Hopefully ranked, or if that's too tough, grouped. Unless that's not your style, but as a moment in time thing, I think it's interesting.
Definitely doing a decade list; probably show up around the end of the month. Music next week.
Hi Kathie --
Interesting list. Must admit though that I don't rate the two films on your top 12 list that I've seen (24 City and Gomorrah) as highly as you... Ah well, different strokes for different folks -- also, can I ask whether you forgot Ponyo or really just don't rate it as highly? :S
Doh! So much for keeping a detailed list of what I watch! I did forget about Ponyo. Why? I have no idea...

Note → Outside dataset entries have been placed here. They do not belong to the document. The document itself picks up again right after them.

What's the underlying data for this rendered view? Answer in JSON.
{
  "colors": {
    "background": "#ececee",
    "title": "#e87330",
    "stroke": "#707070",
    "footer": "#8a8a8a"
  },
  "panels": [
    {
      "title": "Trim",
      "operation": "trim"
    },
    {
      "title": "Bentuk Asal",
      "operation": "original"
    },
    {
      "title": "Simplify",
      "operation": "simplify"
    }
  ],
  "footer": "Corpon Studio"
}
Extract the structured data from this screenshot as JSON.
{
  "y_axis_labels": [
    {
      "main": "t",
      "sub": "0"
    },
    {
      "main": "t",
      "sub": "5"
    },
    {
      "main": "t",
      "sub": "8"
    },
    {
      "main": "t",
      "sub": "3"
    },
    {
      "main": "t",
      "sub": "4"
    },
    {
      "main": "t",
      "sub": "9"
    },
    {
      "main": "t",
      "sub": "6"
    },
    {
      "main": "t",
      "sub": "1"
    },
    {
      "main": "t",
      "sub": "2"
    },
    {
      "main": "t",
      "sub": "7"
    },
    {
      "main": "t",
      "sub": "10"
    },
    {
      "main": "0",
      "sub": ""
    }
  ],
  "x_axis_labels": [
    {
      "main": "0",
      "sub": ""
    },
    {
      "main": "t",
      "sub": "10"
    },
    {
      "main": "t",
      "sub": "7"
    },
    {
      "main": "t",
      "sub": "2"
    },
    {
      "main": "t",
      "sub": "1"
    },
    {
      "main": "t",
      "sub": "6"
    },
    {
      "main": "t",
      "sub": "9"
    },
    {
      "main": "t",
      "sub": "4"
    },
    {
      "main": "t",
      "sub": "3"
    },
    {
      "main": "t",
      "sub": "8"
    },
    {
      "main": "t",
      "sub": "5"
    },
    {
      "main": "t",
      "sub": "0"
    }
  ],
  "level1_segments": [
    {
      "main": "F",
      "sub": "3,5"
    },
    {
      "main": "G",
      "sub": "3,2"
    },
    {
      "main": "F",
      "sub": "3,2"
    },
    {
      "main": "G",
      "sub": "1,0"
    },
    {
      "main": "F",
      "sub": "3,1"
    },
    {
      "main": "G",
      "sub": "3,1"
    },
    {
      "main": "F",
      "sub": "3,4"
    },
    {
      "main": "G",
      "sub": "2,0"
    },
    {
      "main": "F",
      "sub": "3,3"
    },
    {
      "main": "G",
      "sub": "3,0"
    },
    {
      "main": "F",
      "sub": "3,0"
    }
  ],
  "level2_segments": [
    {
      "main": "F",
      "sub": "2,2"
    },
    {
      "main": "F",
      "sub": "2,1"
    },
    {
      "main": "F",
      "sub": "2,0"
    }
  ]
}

I guess the other one (two) that I feel bad about leaving out is Red Cliff I and II. As a five hour epic, its really incredible. But I got distracted by the lame US cut and forgot about the grander of the original.
I'll be more attentive on the decade list. I promise!
Hi again --
So you DID like "Ponyo" -- even with the English dub! Waaaaaah...
As for "Red Cliff": Haven't seen the US cut and don't intend to but have to also say that I found "Red Cliff I" not that great but then was very pleasantly surprised by "Red Cliff 2". :)
Crap, I'm so mad I missed Oblivion at MSPIFF. And although I thought Munyurangabo was terrific, like I think I told you before it didn't make the same impact for me as Dry Season. Or something. Both definitely deserved a lot more than one blasted screening, that's for sure.
Just saw 35 Shots of Rum last week and very much enjoyed it, though it was my first Denis film so I can't say I can fully absorb her style just yet.
Still need to see Parnassus and I don't know why I never caught up with Gomorrah. Great choice of Hunger here, too.